Presidential election is this man’s last hope after 3 years in a sanctuary in NC
The November presidential election is important to many living in this nation, but especially for José Chicas.
If President Donald Trump is re-elected, Chicas will likely move or be forced back to his native El Salvador, he said.
“I just can’t stay here another four years,” he said.
Three years ago Chicas moved from his Raleigh home to the School for Conversion, an interfaith community-building and educating effort housed in a small, pale-yellow house on Onslow Street in Durham.
Chicas, who is married with four children, was only supposed to stay at the house for three months, he said. But on Saturday he and about 30 others gathered for a prayer vigil marking his third-year anniversary receiving sanctuary under a borrowed roof.
The gathering included prayer, singing and comments from Chicas, his wife and supporters.
“It’s been very difficult,” Chicas, 55, pastor of Iglesia Evangélica in Raleigh, said in an interview through an interpreter. “I honestly don’t know how I survived it. Only God has given me the strength.”
The biggest burdens, he said, are not being home with his wife and family. Not being able to preach to his church in person. And not being able to drive.
“I like to drive,” he said.
When he wakes up around 5 a.m. and realizes it’s another day, he said, it’s sad.
“I call my wife. She is on the way to work, “ he said. “Then I sit thinking, and the day just feels so long.”
Faith groups offer refuge
Chicas was among a small movement in North Carolina and across the nation in which faith groups offered refuge from deportations as the Trump administration made it more difficult for people to receive deportation delays and work permits.
While such items had been approved for years, in 2017, when Chicas and others did their annual check in with immigration officials, they received deportations orders.
Some individuals sought refuge at churches because U.S. Immigration and Customs Enforcement has an internal policy of not entering sensitive locations such as houses of worship, schools, hospitals, sites of public religious ceremonies or sites of public demonstrations, The News & Observer reported.
Fled civil war in El Salvador
Chicas is from El Salvador and left in the 1980s to escape the country’s civil war. He applied for asylum in the United States in 1985 but was denied in 2008. He appealed the decision in 2009 and lost, The N&O reported.

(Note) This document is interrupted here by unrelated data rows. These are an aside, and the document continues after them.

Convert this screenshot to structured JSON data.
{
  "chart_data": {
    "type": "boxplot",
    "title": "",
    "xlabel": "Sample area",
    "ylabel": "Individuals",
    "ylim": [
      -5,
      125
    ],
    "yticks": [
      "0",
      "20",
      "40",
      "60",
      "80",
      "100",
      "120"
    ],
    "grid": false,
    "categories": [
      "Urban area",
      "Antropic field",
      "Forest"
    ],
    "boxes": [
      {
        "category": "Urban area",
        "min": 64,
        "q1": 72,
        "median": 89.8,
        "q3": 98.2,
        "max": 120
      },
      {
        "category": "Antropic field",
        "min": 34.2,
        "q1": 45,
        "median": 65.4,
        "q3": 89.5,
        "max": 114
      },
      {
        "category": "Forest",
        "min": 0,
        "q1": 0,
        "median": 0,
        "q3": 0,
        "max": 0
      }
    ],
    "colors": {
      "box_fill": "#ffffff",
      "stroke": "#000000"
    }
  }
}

Since 2010, Chicas had shown up every year at ICE’s field office in Charlotte and received deportation delays and a work permit. At his 2017 appointment, ICE gave him a final order to leave by June 28.

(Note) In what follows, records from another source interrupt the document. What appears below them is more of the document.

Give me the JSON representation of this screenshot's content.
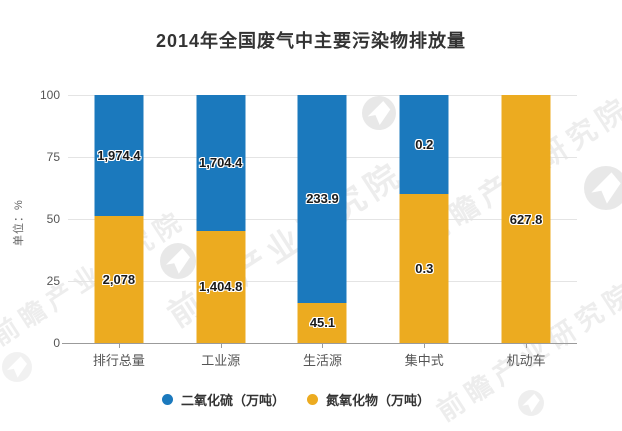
{
  "title": "2014年全国废气中主要污染物排放量",
  "y_axis": {
    "unit_label": "单位：%",
    "ticks": [
      "100",
      "75",
      "50",
      "25",
      "0"
    ]
  },
  "chart_data": {
    "type": "bar",
    "subtype": "stacked-percent",
    "title": "2014年全国废气中主要污染物排放量",
    "xlabel": "",
    "ylabel": "单位：%",
    "ylim": [
      0,
      100
    ],
    "yticks": [
      0,
      25,
      50,
      75,
      100
    ],
    "grid": true,
    "legend_position": "bottom",
    "categories": [
      "排行总量",
      "工业源",
      "生活源",
      "集中式",
      "机动车"
    ],
    "series": [
      {
        "name": "二氧化硫（万吨）",
        "color": "#1b79bd",
        "stack_position": "top",
        "values": [
          1974.4,
          1704.4,
          233.9,
          0.2,
          0
        ],
        "labels": [
          "1,974.4",
          "1,704.4",
          "233.9",
          "0.2",
          ""
        ]
      },
      {
        "name": "氮氧化物（万吨）",
        "color": "#ecab20",
        "stack_position": "bottom",
        "values": [
          2078,
          1404.8,
          45.1,
          0.3,
          627.8
        ],
        "labels": [
          "2,078",
          "1,404.8",
          "45.1",
          "0.3",
          "627.8"
        ]
      }
    ]
  },
  "legend": [
    {
      "label": "二氧化硫（万吨）",
      "color": "#1b79bd"
    },
    {
      "label": "氮氧化物（万吨）",
      "color": "#ecab20"
    }
  ],
  "watermark": {
    "text": "前瞻产业研究院",
    "logo": "qianzhan-logo"
  }
}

Emily Rhyne, who works with Witness for Peace Southeast, said there were up to seven people in public sanctuaries and Chicas is one of four who remain.
A couple left after the situation changed or they were no longer a target, Rhyne said, and one was deported.

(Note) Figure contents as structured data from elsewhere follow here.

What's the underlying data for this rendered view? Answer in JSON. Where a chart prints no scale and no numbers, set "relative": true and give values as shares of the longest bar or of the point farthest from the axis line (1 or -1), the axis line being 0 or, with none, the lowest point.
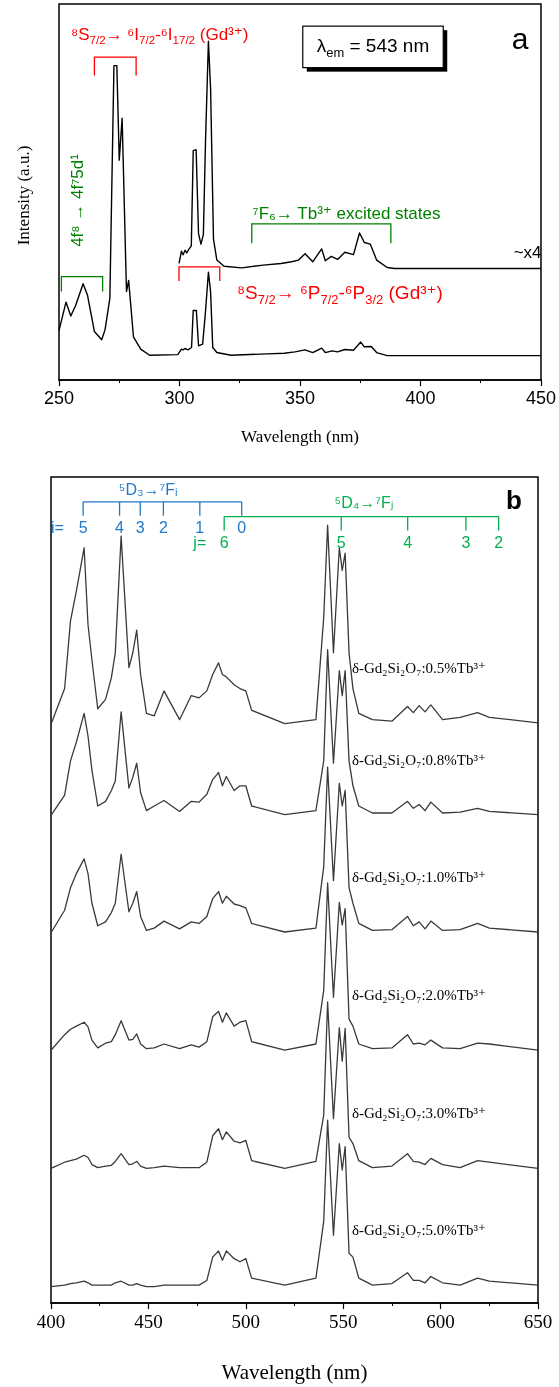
{
  "chart_data": [
    {
      "type": "line",
      "xlabel": "Wavelength (nm)",
      "ylabel": "Intensity (a.u.)",
      "relative": true,
      "xlim": [
        250,
        450
      ],
      "xticks": [
        250,
        300,
        350,
        400,
        450
      ],
      "series": [
        {
          "color": "#000000",
          "x": [
            250,
            252.9,
            254.9,
            256.9,
            260,
            261.8,
            264.7,
            267.7,
            269.1,
            271.1,
            272.8,
            274,
            275,
            276.2,
            278,
            278.9,
            280.9,
            283.9,
            287.6,
            299.3,
            300.8,
            301.5,
            302.3,
            303.5,
            305,
            305.7,
            307,
            307.9,
            309.6,
            310.7,
            312,
            312.9,
            313.8,
            315.5,
            321.4,
            336.2,
            343.5,
            347.9,
            352.1,
            355.3,
            359,
            360.5,
            363.4,
            365.6,
            368.6,
            372.2,
            375.2,
            376.7,
            379.6,
            381.8,
            386.2,
            450
          ],
          "values": [
            0.146,
            0.23,
            0.189,
            0.22,
            0.284,
            0.251,
            0.143,
            0.119,
            0.148,
            0.241,
            0.928,
            0.928,
            0.649,
            0.773,
            0.261,
            0.294,
            0.127,
            0.091,
            0.073,
            0.075,
            0.091,
            0.089,
            0.093,
            0.089,
            0.096,
            0.205,
            0.205,
            0.101,
            0.106,
            0.194,
            0.318,
            0.261,
            0.096,
            0.081,
            0.073,
            0.077,
            0.079,
            0.083,
            0.089,
            0.081,
            0.094,
            0.081,
            0.086,
            0.083,
            0.09,
            0.088,
            0.112,
            0.098,
            0.099,
            0.081,
            0.072,
            0.072
          ]
        },
        {
          "name": "~x4",
          "color": "#000000",
          "x": [
            299.8,
            300.8,
            301.5,
            302.3,
            303,
            303.8,
            304.9,
            305.7,
            306.9,
            307.9,
            308.9,
            309.9,
            310.8,
            312,
            312.9,
            314.1,
            315.5,
            318.5,
            325.8,
            334.7,
            342.1,
            346.5,
            349.4,
            352.1,
            355.3,
            359,
            360.5,
            363,
            365.6,
            368.6,
            372.2,
            374.7,
            376.7,
            379.2,
            381.8,
            386.2,
            389.2,
            450
          ],
          "values": [
            0.344,
            0.38,
            0.37,
            0.383,
            0.375,
            0.385,
            0.396,
            0.677,
            0.68,
            0.432,
            0.401,
            0.429,
            0.706,
            1.0,
            0.861,
            0.416,
            0.354,
            0.336,
            0.331,
            0.339,
            0.344,
            0.349,
            0.354,
            0.373,
            0.349,
            0.387,
            0.352,
            0.365,
            0.356,
            0.377,
            0.37,
            0.434,
            0.406,
            0.401,
            0.354,
            0.332,
            0.329,
            0.329
          ]
        }
      ],
      "annotations": [
        "⁸S$_{7/2}$→ ⁶I$_{7/2}$-⁶I$_{17/2}$ (Gd³⁺)",
        "⁸S$_{7/2}$→  ⁶P$_{7/2}$-⁶P$_{3/2}$ (Gd³⁺)",
        "4f⁸ → 4f⁷5d¹",
        "⁷F₆→ Tb³⁺ excited states",
        "λ$_{em}$ = 543 nm",
        "a"
      ]
    },
    {
      "type": "line",
      "xlabel": "Wavelength (nm)",
      "relative": true,
      "xlim": [
        400,
        650
      ],
      "xticks": [
        400,
        450,
        500,
        550,
        600,
        650
      ],
      "x": [
        400,
        407,
        410,
        413,
        417,
        419,
        421,
        424,
        428,
        431,
        433,
        436,
        440,
        442,
        444,
        446,
        449,
        453,
        458,
        466,
        472,
        476,
        480,
        483,
        486,
        488,
        490,
        494,
        497,
        500,
        503,
        520,
        536,
        540,
        542,
        545,
        548,
        549.5,
        551,
        553,
        555,
        558,
        565,
        575,
        583,
        586,
        589,
        592,
        595,
        601,
        610,
        619,
        625,
        650
      ],
      "series": [
        {
          "name": "δ-Gd₂Si₂O₇:0.5%Tb³⁺",
          "color": "#3a3a3a",
          "values": [
            0.744,
            0.79,
            0.877,
            0.915,
            0.971,
            0.872,
            0.827,
            0.764,
            0.776,
            0.804,
            0.836,
            0.986,
            0.817,
            0.836,
            0.865,
            0.808,
            0.758,
            0.755,
            0.787,
            0.75,
            0.781,
            0.778,
            0.787,
            0.808,
            0.823,
            0.808,
            0.805,
            0.795,
            0.79,
            0.787,
            0.762,
            0.745,
            0.75,
            0.881,
            1.0,
            0.836,
            0.971,
            0.942,
            0.964,
            0.836,
            0.79,
            0.758,
            0.75,
            0.748,
            0.767,
            0.759,
            0.768,
            0.76,
            0.769,
            0.75,
            0.753,
            0.759,
            0.753,
            0.746
          ]
        },
        {
          "name": "δ-Gd₂Si₂O₇:0.8%Tb³⁺",
          "color": "#3a3a3a",
          "values": [
            0.627,
            0.653,
            0.697,
            0.721,
            0.758,
            0.729,
            0.685,
            0.639,
            0.645,
            0.659,
            0.671,
            0.76,
            0.662,
            0.676,
            0.694,
            0.656,
            0.633,
            0.639,
            0.646,
            0.632,
            0.645,
            0.644,
            0.654,
            0.673,
            0.682,
            0.665,
            0.677,
            0.659,
            0.665,
            0.665,
            0.639,
            0.628,
            0.633,
            0.697,
            0.84,
            0.694,
            0.813,
            0.781,
            0.813,
            0.697,
            0.665,
            0.639,
            0.63,
            0.63,
            0.645,
            0.636,
            0.641,
            0.633,
            0.644,
            0.63,
            0.631,
            0.636,
            0.632,
            0.628
          ]
        },
        {
          "name": "δ-Gd₂Si₂O₇:1.0%Tb³⁺",
          "color": "#3a3a3a",
          "values": [
            0.476,
            0.505,
            0.534,
            0.552,
            0.571,
            0.552,
            0.514,
            0.485,
            0.49,
            0.502,
            0.514,
            0.577,
            0.503,
            0.514,
            0.529,
            0.497,
            0.479,
            0.482,
            0.491,
            0.481,
            0.49,
            0.488,
            0.497,
            0.52,
            0.529,
            0.514,
            0.523,
            0.513,
            0.511,
            0.508,
            0.488,
            0.477,
            0.482,
            0.561,
            0.689,
            0.543,
            0.668,
            0.639,
            0.659,
            0.534,
            0.514,
            0.488,
            0.479,
            0.48,
            0.497,
            0.485,
            0.49,
            0.481,
            0.491,
            0.479,
            0.48,
            0.488,
            0.482,
            0.477
          ]
        },
        {
          "name": "δ-Gd₂Si₂O₇:2.0%Tb³⁺",
          "color": "#3a3a3a",
          "values": [
            0.325,
            0.345,
            0.352,
            0.356,
            0.361,
            0.355,
            0.338,
            0.328,
            0.334,
            0.336,
            0.345,
            0.363,
            0.338,
            0.339,
            0.346,
            0.333,
            0.327,
            0.328,
            0.333,
            0.327,
            0.332,
            0.329,
            0.336,
            0.368,
            0.375,
            0.361,
            0.373,
            0.356,
            0.361,
            0.363,
            0.336,
            0.325,
            0.333,
            0.402,
            0.54,
            0.393,
            0.515,
            0.486,
            0.507,
            0.365,
            0.356,
            0.333,
            0.327,
            0.328,
            0.345,
            0.333,
            0.334,
            0.332,
            0.338,
            0.328,
            0.327,
            0.334,
            0.333,
            0.325
          ]
        },
        {
          "name": "δ-Gd₂Si₂O₇:3.0%Tb³⁺",
          "color": "#3a3a3a",
          "values": [
            0.173,
            0.181,
            0.183,
            0.185,
            0.19,
            0.187,
            0.178,
            0.174,
            0.176,
            0.177,
            0.182,
            0.192,
            0.178,
            0.179,
            0.182,
            0.176,
            0.173,
            0.174,
            0.176,
            0.174,
            0.174,
            0.174,
            0.181,
            0.215,
            0.224,
            0.21,
            0.22,
            0.208,
            0.206,
            0.209,
            0.183,
            0.173,
            0.182,
            0.242,
            0.387,
            0.237,
            0.354,
            0.311,
            0.353,
            0.213,
            0.205,
            0.183,
            0.174,
            0.176,
            0.192,
            0.182,
            0.181,
            0.178,
            0.186,
            0.178,
            0.174,
            0.183,
            0.181,
            0.173
          ]
        },
        {
          "name": "δ-Gd₂Si₂O₇:5.0%Tb³⁺",
          "color": "#3a3a3a",
          "values": [
            0.021,
            0.023,
            0.025,
            0.026,
            0.028,
            0.026,
            0.023,
            0.023,
            0.023,
            0.023,
            0.026,
            0.028,
            0.023,
            0.023,
            0.025,
            0.023,
            0.021,
            0.021,
            0.023,
            0.023,
            0.023,
            0.023,
            0.029,
            0.059,
            0.067,
            0.055,
            0.067,
            0.057,
            0.053,
            0.057,
            0.032,
            0.023,
            0.032,
            0.105,
            0.235,
            0.087,
            0.205,
            0.171,
            0.201,
            0.064,
            0.059,
            0.032,
            0.023,
            0.025,
            0.039,
            0.029,
            0.029,
            0.026,
            0.034,
            0.026,
            0.023,
            0.032,
            0.028,
            0.023
          ]
        }
      ],
      "annotations": [
        "⁵D₃→⁷Fᵢ",
        "i=",
        "5",
        "4",
        "3",
        "2",
        "1",
        "0",
        "⁵D₄→⁷Fⱼ",
        "j=",
        "6",
        "5",
        "4",
        "3",
        "2",
        "b"
      ]
    }
  ]
}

Samuel Oliver-Bruno had been living in the basement of CityWell United Methodist Church in Durham for 11 months while he petitioned to have his deportation delayed. In November 2018, he left the church to keep an appointment with federal immigration services in Morrisville and was arrested and deported, The N&O reported.
Chicas said he spends his time praying, reading, and doing sermons on Facebook live, he said.
“I do them because if I did nothing I would be getting sick,” he said about the sermons.
He also details and cleans vehicles from the school’s parking lot, he said
Chicas wife, Sandra Marquina, said the situation is taking a toll as she has taken on more responsibilities. She and her children are living a life with an uncertain future. A future that depends on who is elected in November.
“I have faith that the Trump administration will end,” she said.